Mon précédent billet, "Argenteuil-Bezons : échec au coup de force contre le suffrage universel", a accueilli en cinq jours environ 700 lecteurs, ce qui démontre que les affaires de l'Agglomération ne sont pas si étrangères aux électeurs de nos communes.
La même affaire a suscité diverses analyses dans et hors de notre communauté.
Sur le nombre excessif ou non d'élus : Philippe Métézeau, adjoint au Maire d'Argenteuil et conseiller communautaire, défendait la réduction devant ses collègues argenteuillais dimanche matin 6 avril, en expliquant que les autres communautés valdoisiennes fonctionnent avec des assemblées plus restreintes qu'Argenteuil-Bezons, notamment au regard de leur population ou du nombre de communes. Or les trois exemples cités par Philippe Métézeau dimanche matin sont tous inexacts, selon la vérification que Pierre Belot vient d'effectuer : ainsi la CAVAM compte 120 000 habitants et non 300 000 ; Val de France compte 63 élus et non 49 ; le Parisis compte 70 élus et non 42.
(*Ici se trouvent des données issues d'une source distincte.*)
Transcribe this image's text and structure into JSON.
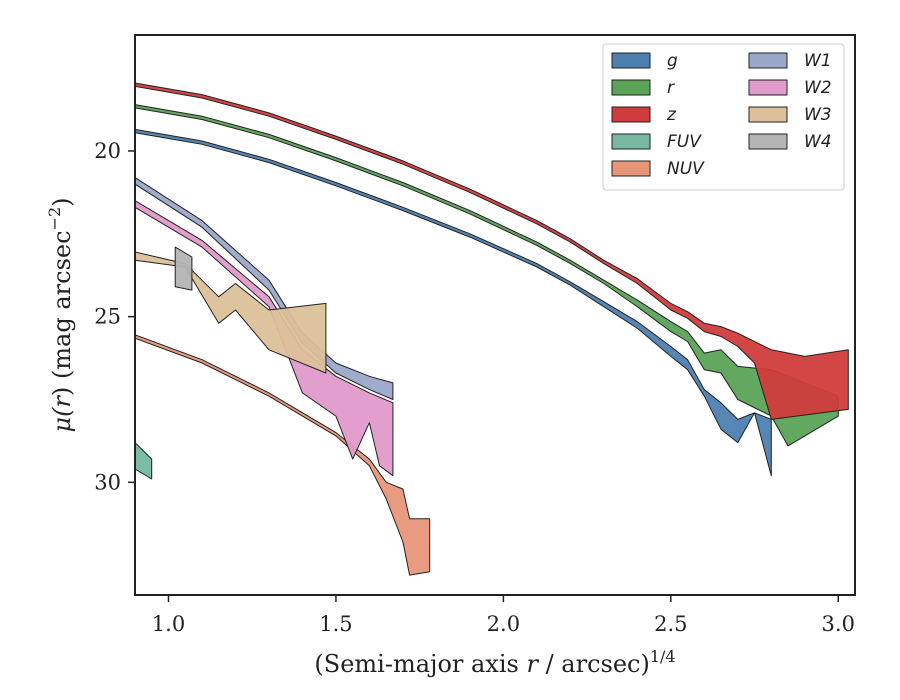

Sur la question des économies à faire, raison invoquée par la municipalité d'Argenteuil pour réduire le nombre d'élus de 48 à 24. Je remarquais qu'il suffisait de diminuer le budget d'indemnités, décision facile à prendre (et non le nombre de conseillers, ce qui reporte au prochain mandat). La cause semble entendue : la nouvelle équipe municipale d'Argenteuil a créé 21 postes d'adjoints, c'est-à-dire le maximum légal, alors qu'elle annonçait une réduction des indemnités. C'est donc bien compatible !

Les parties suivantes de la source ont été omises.